As the evening progressed, Chesterton became increasingly excited. He had discovered in this man—the cantankerous, visionary historian and author Hilaire Belloc—a lifelong friend and intellectual partner.

George Bernard Shaw imagined this partnership as a monstrous quadruped, the "Chesterbelloc," whose best-known idea issued from the Belloc half and was blithely accepted by the Chesterton half. That idea was distributism, a "third economic solution" distinct from both capitalism and communism.

Chesterton saw capitalism as legalized pickpocketing, for it channeled wealth from many workers to a few capitalists. Communism was hardly an improvement, Chesterton wrote, for it only "reform[ed] the pickpocket by forbidding pockets."

Both systems effectively abolished private property, a move that Chesterton insisted damaged the Christian dignity of the common man. "Every man," he said, "should have something that he can shape in his own image, as he is shaped in the image of heaven."

To restore common dignity, then, a Christian nation should give individual workers control over their own land, labor, and finances. To fulfill this progressive ideal, the nation should look back to the Middle Ages.

Roots of the dream

Hilaire Belloc was indeed the original theorizer of distributism. Born in France in 1870, Belloc spent a brief period in his youth at the feet of Cardinal Henry Manning.

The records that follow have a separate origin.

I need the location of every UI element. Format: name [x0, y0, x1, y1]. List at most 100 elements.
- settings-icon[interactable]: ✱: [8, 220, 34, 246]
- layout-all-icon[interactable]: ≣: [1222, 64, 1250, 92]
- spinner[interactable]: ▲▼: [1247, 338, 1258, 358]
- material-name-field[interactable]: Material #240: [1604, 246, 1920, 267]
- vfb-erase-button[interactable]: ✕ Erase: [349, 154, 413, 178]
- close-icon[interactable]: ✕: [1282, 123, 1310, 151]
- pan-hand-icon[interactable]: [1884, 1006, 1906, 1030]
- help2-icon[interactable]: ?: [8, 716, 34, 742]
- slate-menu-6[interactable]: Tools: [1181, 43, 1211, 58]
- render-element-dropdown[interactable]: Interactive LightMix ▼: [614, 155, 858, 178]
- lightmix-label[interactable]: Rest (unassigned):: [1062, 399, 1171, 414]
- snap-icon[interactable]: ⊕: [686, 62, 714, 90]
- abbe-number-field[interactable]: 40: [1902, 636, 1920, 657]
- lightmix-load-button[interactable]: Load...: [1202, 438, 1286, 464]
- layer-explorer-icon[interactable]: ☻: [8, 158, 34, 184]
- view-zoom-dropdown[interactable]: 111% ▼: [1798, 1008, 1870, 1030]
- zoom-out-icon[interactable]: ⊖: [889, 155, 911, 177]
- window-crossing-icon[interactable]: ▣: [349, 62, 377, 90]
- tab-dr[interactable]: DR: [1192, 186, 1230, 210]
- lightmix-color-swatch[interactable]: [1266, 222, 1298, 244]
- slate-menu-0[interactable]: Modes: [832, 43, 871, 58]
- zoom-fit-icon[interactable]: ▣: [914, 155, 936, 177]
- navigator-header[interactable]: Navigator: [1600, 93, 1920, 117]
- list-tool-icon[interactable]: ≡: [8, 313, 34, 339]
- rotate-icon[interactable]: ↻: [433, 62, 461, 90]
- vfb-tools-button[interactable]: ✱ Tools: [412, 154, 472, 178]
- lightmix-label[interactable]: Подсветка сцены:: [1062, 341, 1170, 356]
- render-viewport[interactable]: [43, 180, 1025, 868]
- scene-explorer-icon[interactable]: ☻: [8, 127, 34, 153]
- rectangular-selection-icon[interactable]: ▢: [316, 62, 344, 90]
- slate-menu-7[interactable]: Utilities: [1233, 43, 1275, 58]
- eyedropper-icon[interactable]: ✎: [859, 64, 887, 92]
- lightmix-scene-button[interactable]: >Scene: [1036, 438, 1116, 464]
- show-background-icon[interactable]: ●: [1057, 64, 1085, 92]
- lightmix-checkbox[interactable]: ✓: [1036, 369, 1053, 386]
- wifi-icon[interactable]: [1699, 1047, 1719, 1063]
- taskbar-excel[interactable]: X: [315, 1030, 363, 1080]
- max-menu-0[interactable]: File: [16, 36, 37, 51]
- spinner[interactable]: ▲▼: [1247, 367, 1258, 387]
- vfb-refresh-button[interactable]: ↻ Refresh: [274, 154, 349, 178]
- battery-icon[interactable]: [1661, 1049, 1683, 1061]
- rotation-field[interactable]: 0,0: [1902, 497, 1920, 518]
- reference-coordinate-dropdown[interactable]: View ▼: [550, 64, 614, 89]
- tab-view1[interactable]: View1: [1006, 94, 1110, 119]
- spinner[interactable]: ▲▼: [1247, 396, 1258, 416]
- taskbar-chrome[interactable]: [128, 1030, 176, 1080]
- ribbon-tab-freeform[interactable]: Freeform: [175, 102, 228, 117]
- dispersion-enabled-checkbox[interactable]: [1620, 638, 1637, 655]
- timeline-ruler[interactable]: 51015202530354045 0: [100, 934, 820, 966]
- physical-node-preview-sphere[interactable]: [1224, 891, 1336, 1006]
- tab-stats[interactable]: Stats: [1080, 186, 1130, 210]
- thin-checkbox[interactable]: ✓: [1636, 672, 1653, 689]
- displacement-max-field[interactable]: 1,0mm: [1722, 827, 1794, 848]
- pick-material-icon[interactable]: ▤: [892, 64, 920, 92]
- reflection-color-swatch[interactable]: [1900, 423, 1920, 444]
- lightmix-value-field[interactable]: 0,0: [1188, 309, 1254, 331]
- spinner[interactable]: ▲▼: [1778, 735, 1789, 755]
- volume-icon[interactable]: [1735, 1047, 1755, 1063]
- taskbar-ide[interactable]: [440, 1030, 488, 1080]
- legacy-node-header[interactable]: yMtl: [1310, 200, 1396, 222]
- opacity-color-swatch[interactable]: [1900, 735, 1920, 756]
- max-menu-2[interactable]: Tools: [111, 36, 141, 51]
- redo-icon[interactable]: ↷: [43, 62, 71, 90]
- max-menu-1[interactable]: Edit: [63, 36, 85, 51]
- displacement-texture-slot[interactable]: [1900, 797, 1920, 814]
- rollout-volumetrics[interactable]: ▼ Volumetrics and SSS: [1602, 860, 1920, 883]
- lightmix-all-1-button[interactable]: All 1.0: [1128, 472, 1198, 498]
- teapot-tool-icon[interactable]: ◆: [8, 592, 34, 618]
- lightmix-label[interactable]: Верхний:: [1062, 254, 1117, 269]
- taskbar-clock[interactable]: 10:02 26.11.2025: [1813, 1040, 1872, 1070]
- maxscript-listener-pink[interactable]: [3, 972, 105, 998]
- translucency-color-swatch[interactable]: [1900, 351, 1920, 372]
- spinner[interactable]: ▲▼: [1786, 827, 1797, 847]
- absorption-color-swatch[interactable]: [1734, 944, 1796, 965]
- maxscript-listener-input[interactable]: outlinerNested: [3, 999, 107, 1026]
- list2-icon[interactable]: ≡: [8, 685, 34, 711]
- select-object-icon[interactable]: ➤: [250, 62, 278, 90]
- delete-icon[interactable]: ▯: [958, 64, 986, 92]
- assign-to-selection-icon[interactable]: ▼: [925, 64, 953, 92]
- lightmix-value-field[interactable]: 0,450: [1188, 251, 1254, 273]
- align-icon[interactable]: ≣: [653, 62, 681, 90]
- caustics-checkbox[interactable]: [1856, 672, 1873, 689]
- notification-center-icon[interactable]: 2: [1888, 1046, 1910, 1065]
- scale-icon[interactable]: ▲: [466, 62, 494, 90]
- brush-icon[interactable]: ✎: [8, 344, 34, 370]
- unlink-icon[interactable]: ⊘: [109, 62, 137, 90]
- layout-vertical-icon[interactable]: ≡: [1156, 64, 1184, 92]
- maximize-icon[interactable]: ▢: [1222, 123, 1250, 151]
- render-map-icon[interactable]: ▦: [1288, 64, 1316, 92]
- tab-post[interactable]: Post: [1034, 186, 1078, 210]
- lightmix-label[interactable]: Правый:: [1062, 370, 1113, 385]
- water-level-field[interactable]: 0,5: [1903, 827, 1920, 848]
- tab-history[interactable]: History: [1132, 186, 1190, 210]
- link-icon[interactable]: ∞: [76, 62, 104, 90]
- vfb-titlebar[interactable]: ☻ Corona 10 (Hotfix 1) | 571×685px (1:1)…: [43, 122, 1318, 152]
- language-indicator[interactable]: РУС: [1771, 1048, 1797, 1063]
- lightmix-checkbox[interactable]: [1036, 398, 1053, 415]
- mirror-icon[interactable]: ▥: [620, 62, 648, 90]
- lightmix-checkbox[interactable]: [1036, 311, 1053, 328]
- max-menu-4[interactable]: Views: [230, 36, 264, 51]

The aged cardinal's tireless social activism inspired Pope Leo XIII's De Rerum Novarum (1891), the encyclical that launched a century of Catholic action on behalf of the poor.

Manning's chief intellectual contribution to that encyclical was his teaching of "subsidiarity," the principle that no area of a people's social life should be administered by any larger body than necessary, lest administration become oppression.

Two decades later, Belloc feared that just such oppression was beginning to swallow up England. He sounded the alarm in The Servile State (1912), the first clear statement of distributism's principles.

He argued that the essentially capitalist British establishment was absorbing the age's widespread socialist concern for the poor, and that the result was a distorted charity that amounted to slavery. Already captive to wage labor and to the usury of the big banks, workers now faced, in Liberal social legislation, oppressive regulations that extended into their homes and families.

George Orwell, author of 1984, later said that Belloc had foretold "with remarkable insight" the development of the modern welfare state. But Belloc did not stop at prophecy. He went on to insist that the solution to this oppression lay in England's history—in the serfs, freeholders, and guildsmen of centuries past.

These laborers had enjoyed, in the view of Belloc and Chesterton, virtually untrammeled freedom, because they owed no more than token dues to those over them. The English could recapture that freedom if their government distributed land more equitably and supported shared-ownership models of labor.

In 1926 the "Chesterbelloc" and a group of earnest compatriots established the Distributist League. A think tank and political agitation group, the league spread its message through pamphlets, raucous public debates, and the pages of Chesterton's frequently insolvent publication G.K.'s Weekly.